En 15 meses el Poder Ejecutivo ha tenido que tomar la decisión de prescindir de 14 funcionarios en medio de denuncias o revelaciones de situaciones indelicadas.
Se trata de un récord que en verdad -y que yo recuerde- no se ha registrado en otro gobierno en tan corto tiempo.
En términos promedio se trata de casi un funcionario separado por cada mes de la cosa pública.
Hay varios elementos encontrados en la decisión del presidente Abinader de cancelar a esos funcionarios.
Primero, un gobernante que públicamente ha tratado de hacer un compromiso con la ética y la transparencia, pero que debe bregar con una militancia de diferentes niveles con mucha hambre.
Segundo, actualmente se desata una formidable persecución de presuntos actos de corrupción en el pasado gobierno y apañar las inconductas en la actual gestión sería cuesta arriba.
Desde mi punto de vista, actuar rápidamente contra funcionarios envueltos en escándalos que empañan la imagen del gobierno es algo positivo, pues evita que el cáncer de la corrupción haga metástasis.
La práctica nos ha enseñado que grandes obras de gobierno pueden quedar solapadas por la corrupción y que la recordación de todo lo bueno se la lleva la tempestad del pecado de unos pocos.

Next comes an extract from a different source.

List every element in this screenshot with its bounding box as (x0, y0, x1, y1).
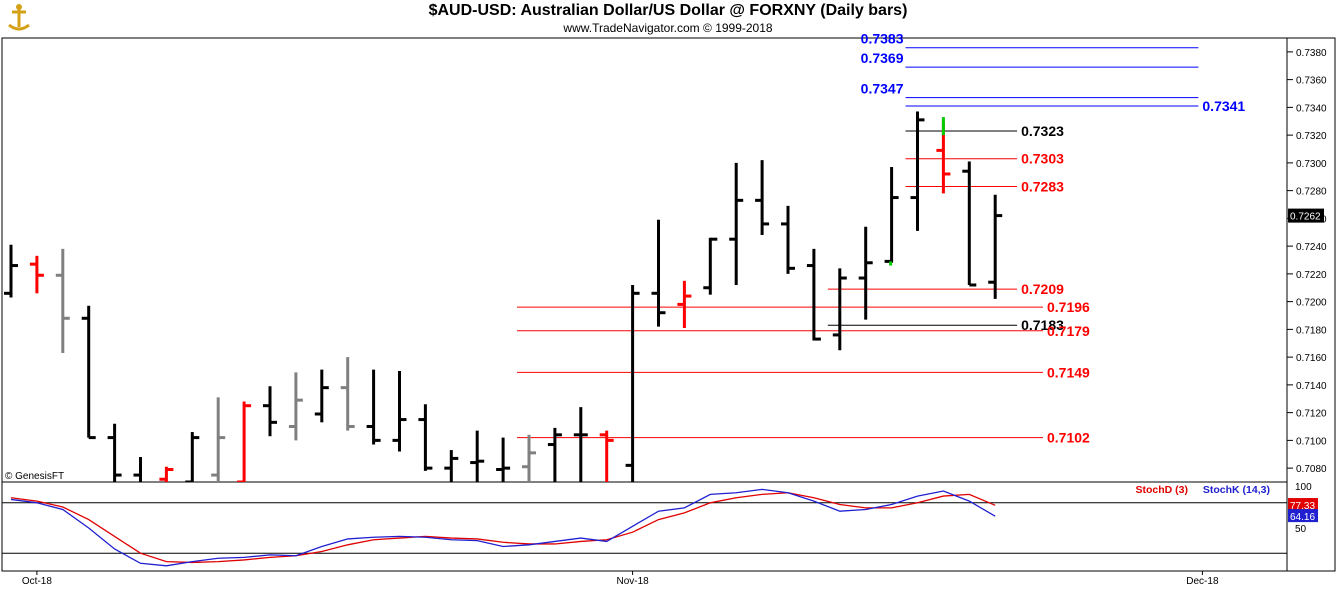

En estos procesos me llama la atención que el presidente ha sido más reactivo que proactivo; es decir, destituye funcionarios cuando afloran escándalos en medios de comunicación.
Eso me lleva a dudar sobre la efectividad de los mecanismos de vigilancia ética y de auditoría, que deberían anticiparse a los medios y a las redes sociales.